Ah, anti, anticapitaliste

Il faudrait… et comme il y a dix ou vingt ans, chaque fois que je commence une phrase au conditionnel, j’ai envie de m’arracher l’avant-bras à coups de dents ou de me mordre un oeil mais je suis trop vieux ou fatigué ou trop les deux pour ne pas savoir que conditionnel ou futur ou présent ne change rien à l’affaire. Il faudrait, il faudra, il faut, ça reste ces petites résolutions auxquelles on s’accroche pour croire quelques secondes ou semaines que le combat n’est pas perdu. Lol. Mdr. Ptdr. Tout ce que vous voudrez. Croire qu’il est possible de changer quoi que ce soit. De modifier sa trajectoire. Prendre de bonnes résolutions n’est pas une option viable.

Nos vies contemporaines sont tout aussi routinières et normées que celles de nos arrière-arrière-grands-parents, nous avons simplement un niveau de confort matériel plus élevé – ce qui ne veut pas dire que nous vivons mieux -, un niveau de surveillance qui ne cesse de croître et une soif de consommer du divertissement sans limites et ça tombe bien, c’est exactement ce que le système actuel nous offre, c’est bien fichu. Et ça nous plaît. Ça marche. On serait dans la rue sinon. Armes à la main, visages masqués. Prêts à en découdre. On brûlerait ordinateurs et portables sinon. Banques et assurances seraient en flammes. On ferait des potagers à la place.


source : franceculture.fr

Dormons mal, ayons peur, bouffons de la merde pas chère et chaque jour ils nous proposeront en rayon de nouvelles références, une nouvelle appli, un nouveau smartphone, une nouvelle série, et chaque jour également de nouveaux dispositifs de surveillance que nous accueillons à bras ouverts. Craintifs et repus.

J’étais au cinoche ce matin. Une pub Google. Qui peut savoir quand tu es chez toi, quand tu te lèves, où tu es, qui sont tes amies. Et ce n’est pas une pub second degré qui la joue Orwell, 1984, non, c’est une vraie pub et il y a des millions de vrais gens qui vont utiliser ce produit et considérer qui oui, bon, la vie privée d’accord, mais c’est pratique quand même. Et puis toi, tu as un compte facebook non ? alors ? de quel droit tu critiques ?…

Détruire ce monde n’est pas un projet réaliste, non, mais s’en extraire ne serait-ce que quelques jours par an est devenu un combat épuisant.
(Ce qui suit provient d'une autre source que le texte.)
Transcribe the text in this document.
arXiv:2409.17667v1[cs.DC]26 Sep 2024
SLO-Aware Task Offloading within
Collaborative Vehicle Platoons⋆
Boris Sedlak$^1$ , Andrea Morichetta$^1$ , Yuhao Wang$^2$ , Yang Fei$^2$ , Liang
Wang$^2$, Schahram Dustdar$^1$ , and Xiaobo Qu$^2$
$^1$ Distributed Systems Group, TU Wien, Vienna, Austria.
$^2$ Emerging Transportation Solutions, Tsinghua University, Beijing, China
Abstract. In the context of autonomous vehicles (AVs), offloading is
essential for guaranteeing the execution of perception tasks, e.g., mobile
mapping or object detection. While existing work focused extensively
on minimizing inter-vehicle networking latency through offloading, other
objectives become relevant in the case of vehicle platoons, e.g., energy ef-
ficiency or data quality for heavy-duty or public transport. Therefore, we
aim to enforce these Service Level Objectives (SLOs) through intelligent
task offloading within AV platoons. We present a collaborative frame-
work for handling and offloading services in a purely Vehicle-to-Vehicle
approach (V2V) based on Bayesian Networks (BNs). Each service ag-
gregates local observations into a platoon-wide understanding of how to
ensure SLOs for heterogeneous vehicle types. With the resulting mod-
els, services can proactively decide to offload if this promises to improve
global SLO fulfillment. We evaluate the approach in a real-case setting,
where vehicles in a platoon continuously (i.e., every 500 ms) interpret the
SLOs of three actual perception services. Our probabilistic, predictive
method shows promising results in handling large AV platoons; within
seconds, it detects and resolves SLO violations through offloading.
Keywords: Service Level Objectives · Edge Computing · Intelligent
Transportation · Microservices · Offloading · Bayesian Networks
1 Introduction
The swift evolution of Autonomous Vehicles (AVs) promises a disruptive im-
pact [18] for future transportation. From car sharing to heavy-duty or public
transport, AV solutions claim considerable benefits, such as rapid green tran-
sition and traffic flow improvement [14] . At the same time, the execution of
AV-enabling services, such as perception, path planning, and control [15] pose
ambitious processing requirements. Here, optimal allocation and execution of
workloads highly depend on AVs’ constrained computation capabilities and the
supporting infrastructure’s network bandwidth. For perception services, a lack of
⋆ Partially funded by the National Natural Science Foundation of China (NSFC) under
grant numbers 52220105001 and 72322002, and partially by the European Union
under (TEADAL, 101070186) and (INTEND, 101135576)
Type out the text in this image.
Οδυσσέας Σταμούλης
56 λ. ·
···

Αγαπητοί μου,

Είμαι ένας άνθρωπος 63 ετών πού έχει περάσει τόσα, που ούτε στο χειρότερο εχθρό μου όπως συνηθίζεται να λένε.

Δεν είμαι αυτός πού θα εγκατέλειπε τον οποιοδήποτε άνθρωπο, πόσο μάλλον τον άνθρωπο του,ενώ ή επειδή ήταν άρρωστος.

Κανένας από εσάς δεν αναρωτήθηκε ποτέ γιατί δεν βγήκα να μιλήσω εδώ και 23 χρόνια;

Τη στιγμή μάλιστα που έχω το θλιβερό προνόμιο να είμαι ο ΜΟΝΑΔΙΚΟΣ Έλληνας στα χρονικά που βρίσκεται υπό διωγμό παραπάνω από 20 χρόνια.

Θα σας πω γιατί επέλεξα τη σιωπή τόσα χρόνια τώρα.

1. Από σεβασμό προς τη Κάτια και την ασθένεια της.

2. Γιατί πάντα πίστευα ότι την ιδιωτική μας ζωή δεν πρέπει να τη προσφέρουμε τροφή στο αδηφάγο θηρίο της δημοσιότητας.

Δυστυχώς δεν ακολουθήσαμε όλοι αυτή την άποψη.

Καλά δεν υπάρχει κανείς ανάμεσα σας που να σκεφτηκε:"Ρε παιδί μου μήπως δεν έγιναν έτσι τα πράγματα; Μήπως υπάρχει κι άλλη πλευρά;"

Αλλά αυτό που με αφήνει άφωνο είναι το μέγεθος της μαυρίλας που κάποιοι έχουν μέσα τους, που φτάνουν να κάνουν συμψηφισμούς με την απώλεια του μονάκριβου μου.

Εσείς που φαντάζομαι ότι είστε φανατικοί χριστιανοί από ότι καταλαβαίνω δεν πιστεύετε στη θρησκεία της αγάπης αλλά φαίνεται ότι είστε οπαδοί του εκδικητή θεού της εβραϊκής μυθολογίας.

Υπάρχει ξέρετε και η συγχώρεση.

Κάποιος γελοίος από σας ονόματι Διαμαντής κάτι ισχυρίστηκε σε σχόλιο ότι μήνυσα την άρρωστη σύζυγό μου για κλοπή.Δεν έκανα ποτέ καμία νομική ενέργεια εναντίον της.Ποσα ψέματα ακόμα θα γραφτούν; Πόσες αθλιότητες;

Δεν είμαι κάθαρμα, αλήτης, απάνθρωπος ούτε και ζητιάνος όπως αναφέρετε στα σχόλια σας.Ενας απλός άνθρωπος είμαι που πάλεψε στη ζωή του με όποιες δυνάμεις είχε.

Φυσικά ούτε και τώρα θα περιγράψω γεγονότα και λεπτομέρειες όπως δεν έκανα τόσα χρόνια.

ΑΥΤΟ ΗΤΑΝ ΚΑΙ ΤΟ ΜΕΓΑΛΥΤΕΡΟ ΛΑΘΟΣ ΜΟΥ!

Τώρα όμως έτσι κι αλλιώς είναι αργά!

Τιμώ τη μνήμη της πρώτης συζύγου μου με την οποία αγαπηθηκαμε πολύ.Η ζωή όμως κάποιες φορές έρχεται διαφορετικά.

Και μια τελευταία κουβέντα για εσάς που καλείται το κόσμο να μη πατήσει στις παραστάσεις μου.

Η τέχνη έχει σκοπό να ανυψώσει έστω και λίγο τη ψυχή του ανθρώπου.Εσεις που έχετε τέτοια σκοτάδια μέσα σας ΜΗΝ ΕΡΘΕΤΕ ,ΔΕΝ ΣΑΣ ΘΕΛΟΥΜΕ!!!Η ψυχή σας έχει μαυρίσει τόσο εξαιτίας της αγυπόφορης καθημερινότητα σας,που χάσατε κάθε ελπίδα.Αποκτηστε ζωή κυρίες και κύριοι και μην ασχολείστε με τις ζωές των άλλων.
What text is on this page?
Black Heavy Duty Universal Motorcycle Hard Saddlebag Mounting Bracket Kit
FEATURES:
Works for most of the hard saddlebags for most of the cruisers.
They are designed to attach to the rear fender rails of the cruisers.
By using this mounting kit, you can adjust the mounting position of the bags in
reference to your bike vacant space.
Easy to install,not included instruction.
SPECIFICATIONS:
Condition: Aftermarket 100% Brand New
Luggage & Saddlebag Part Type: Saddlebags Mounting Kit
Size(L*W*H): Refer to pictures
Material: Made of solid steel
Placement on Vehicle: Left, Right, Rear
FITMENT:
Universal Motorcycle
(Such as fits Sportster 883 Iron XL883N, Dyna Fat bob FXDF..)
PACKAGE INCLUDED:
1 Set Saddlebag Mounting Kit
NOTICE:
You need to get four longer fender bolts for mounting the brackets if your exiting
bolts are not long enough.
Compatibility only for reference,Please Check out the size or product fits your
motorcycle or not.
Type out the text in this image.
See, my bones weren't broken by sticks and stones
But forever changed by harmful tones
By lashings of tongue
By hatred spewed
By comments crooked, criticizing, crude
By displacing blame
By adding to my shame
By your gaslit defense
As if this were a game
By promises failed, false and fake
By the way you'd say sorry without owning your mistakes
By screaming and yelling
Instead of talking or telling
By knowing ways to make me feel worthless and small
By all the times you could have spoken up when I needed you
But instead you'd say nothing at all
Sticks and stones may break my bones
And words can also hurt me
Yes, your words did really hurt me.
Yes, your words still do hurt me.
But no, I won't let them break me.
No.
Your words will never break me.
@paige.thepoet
Je lutte et je perdrai la bataille. Je recule toujours un peu plus mais chaque jour où le gamin n’a pas encore un portable est une victoire minuscule. Chaque jour sans utiliser internet est une victoire minuscule. Chaque jour sans consommer. Sans croiser un flic. Sans utiliser une carte bleue, un pass navigo, un GPS. Apprendre à se déplacer sans laisser la moindre empreinte numérique. Naviguer hors écran et hors contrôle quelques heures est encore possible, profitons-en.

Ce monde dégueulasse tout. J’en viens à souhaiter plus de béton, d’écrans, de data centers, de smart cities, de lignes à grande vitesse et à haute tension, plus d’aéroport, de voitures connectées et de centrales nucléaires, et toujours plus de tourisme, perche à selfie obligatoire, plus d’hypermarchés, de parcs de loisirs géants et d’abattoirs industriels et nous serons heureux bien sûr, avec des applis sympas pour consommer encore un peu, encore un peu plus. Que ça s’accélère encore. Tant pis pour les ours blancs, les girafes. Les éléphants. C’est des conneries pour mômes tout ça, on s’en branle des girafes alors qu’un nouveau supermarché proposant la nouvelle machine Nespresso, hein, c’est autre chose quand même. C’est ce qui peut arriver de mieux je crois, que l’humain accélère son suicide.